This week we worked on all the nitty gritty parts of the website. We finished updating the service database, so all of the contact information is current. We also finished reformatting all of the old case studies to the new format for project profiles. Some profiles are missing certain pieces of information, so we will publish them online as soon as we speak with the project managers to get said information.
We would like to add new categories to the product and service database: green cleaning products and green cleaning services. We have been researching many green cleaning products and services and what sort of standards they should have to meet to be featured on the Atlantic Green Building website. Some criteria we are looking at is where the product is manufactured, the biodegradability of the product, whether or not it contains phosphates and the recycled content of the packaging. Being locally manufactured reduces the carbon emissions it would take to ship the cleaning products here. They should be biodegradable, meaning the products decompose easily through natural processes, with the help of air, sun, water and microorganisms, into more environment compatible components. When cleaning products containing phosphates go down the drain and eventually end up in a body of water, they affect aquatic ecosystems. Eutrophication occurs, which is when the addition of phosphates to an aquatic environment provides nutrients to algae and phytoplankton that allows their population to boom. They deplete the oxygen in the water and oxygen-dependent aquatic life dies as a result, this disrupts the aquatic ecosystem by decreasing biodiversity and providing niches for new invasive species.

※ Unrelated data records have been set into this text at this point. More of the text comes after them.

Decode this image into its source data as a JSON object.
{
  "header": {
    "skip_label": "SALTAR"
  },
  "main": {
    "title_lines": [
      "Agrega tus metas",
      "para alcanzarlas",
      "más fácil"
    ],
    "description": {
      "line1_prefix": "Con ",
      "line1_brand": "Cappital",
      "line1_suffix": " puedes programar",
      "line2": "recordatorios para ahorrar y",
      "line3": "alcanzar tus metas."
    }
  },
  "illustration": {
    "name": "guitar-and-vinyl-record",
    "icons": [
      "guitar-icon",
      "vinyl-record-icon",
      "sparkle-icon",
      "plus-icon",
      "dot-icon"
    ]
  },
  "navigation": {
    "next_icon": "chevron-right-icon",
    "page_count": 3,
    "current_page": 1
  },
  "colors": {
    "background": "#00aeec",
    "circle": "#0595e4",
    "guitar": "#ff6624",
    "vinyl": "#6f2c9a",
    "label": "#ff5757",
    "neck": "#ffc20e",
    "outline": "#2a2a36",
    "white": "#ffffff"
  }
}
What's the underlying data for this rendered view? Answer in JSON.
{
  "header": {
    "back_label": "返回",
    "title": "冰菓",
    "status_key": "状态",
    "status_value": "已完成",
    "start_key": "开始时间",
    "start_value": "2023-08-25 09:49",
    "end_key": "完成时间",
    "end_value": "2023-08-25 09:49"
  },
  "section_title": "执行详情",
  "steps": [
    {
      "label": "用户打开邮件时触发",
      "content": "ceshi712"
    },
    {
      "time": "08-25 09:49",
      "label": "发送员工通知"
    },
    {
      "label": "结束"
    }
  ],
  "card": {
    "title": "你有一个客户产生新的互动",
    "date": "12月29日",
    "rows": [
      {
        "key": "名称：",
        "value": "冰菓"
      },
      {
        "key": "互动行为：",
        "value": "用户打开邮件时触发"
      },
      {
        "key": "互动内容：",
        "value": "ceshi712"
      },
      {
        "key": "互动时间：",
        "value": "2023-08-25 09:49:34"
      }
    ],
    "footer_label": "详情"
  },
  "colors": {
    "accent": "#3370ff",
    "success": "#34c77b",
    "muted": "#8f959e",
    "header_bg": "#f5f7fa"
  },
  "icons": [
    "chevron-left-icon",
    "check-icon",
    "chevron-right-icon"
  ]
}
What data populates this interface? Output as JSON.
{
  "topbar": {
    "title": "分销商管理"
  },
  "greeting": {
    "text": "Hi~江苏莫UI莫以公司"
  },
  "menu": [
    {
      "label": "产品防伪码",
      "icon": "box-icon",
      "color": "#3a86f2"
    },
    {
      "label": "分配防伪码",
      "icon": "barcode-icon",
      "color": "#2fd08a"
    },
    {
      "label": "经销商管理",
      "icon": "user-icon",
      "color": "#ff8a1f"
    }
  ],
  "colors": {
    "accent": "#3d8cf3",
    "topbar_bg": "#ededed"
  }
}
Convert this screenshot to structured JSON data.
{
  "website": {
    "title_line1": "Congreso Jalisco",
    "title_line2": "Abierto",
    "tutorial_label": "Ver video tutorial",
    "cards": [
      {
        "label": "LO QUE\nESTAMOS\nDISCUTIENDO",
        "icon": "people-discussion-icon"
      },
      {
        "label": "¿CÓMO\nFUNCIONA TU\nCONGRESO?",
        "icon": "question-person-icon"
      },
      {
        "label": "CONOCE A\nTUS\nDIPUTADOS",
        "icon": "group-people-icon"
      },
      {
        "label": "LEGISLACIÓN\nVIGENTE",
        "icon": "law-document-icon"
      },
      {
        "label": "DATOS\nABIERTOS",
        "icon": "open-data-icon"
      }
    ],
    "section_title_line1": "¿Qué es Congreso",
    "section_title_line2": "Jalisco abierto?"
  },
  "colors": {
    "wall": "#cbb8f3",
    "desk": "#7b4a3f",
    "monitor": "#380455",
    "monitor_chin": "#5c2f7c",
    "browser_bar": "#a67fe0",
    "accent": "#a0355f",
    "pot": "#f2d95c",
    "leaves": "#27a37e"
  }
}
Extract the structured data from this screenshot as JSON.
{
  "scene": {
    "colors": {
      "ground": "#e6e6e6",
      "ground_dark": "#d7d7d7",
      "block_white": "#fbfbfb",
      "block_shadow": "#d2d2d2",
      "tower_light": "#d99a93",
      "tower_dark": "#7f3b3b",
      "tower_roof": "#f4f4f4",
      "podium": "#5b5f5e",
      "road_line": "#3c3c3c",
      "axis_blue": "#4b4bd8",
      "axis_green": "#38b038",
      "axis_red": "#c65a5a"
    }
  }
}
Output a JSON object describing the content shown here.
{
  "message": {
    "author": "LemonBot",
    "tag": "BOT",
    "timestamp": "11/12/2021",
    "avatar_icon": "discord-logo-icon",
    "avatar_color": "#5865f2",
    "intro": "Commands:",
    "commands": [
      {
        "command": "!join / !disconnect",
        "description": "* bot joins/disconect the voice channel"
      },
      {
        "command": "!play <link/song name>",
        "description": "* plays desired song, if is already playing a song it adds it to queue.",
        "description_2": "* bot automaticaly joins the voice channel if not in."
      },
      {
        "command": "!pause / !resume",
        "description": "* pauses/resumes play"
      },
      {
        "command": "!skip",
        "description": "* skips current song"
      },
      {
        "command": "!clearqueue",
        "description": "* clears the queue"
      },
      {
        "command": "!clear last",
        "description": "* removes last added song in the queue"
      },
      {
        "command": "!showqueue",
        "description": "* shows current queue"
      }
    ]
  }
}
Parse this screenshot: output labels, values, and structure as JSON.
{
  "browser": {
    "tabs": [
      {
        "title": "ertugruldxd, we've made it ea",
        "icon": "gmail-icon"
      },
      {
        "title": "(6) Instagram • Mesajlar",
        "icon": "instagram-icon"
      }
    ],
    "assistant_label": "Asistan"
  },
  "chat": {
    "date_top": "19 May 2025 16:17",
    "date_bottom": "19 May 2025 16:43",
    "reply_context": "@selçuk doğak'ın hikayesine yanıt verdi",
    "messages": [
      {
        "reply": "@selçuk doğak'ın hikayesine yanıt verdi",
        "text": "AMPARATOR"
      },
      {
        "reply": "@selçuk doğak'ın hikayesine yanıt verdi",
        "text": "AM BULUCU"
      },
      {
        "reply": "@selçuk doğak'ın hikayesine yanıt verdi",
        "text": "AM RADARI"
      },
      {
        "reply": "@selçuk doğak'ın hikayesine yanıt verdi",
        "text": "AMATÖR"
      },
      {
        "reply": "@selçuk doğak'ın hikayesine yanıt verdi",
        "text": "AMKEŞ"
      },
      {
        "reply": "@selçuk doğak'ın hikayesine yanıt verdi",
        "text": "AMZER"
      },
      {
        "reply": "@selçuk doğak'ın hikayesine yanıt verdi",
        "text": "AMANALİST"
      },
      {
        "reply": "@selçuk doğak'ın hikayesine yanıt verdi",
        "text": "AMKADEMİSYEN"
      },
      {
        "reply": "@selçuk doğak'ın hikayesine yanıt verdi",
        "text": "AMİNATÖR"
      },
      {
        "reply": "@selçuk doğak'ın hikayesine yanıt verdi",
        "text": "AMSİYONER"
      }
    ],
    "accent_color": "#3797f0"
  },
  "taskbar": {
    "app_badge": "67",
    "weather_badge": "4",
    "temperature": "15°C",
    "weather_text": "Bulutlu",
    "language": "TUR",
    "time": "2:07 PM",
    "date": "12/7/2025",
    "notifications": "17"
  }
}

We also took a visit to the Halifax Seaport Farmers Market to take some photos and video pans of the green features. Before we went, we made a list of everything we wanted to take a picture of to be sure we would have enough photographs. We plan to overlay the pictures with audio of us, recorded in the office to get a clean sound. The market has many impressive green features including solar evacuated tube collectors, wind turbines, a green roof, a biowall, geothermal wells, etc. A non-visible green feature of the building is how the material was chosen. One third of all building materials were locally sourced while another third contained recycled content. Materials from the original building were reused as well. Concrete was crushed and used as filling and the steel and roof deck from the original building were reused. A lot of the wood used was salvaged from the trees destroyed by Hurricane Juan. There is an elevator to the green roof, accessible to the general public. The market is located at Pier 20, overlooking Halifax Harbour, so there was quite a nice view from the green roof!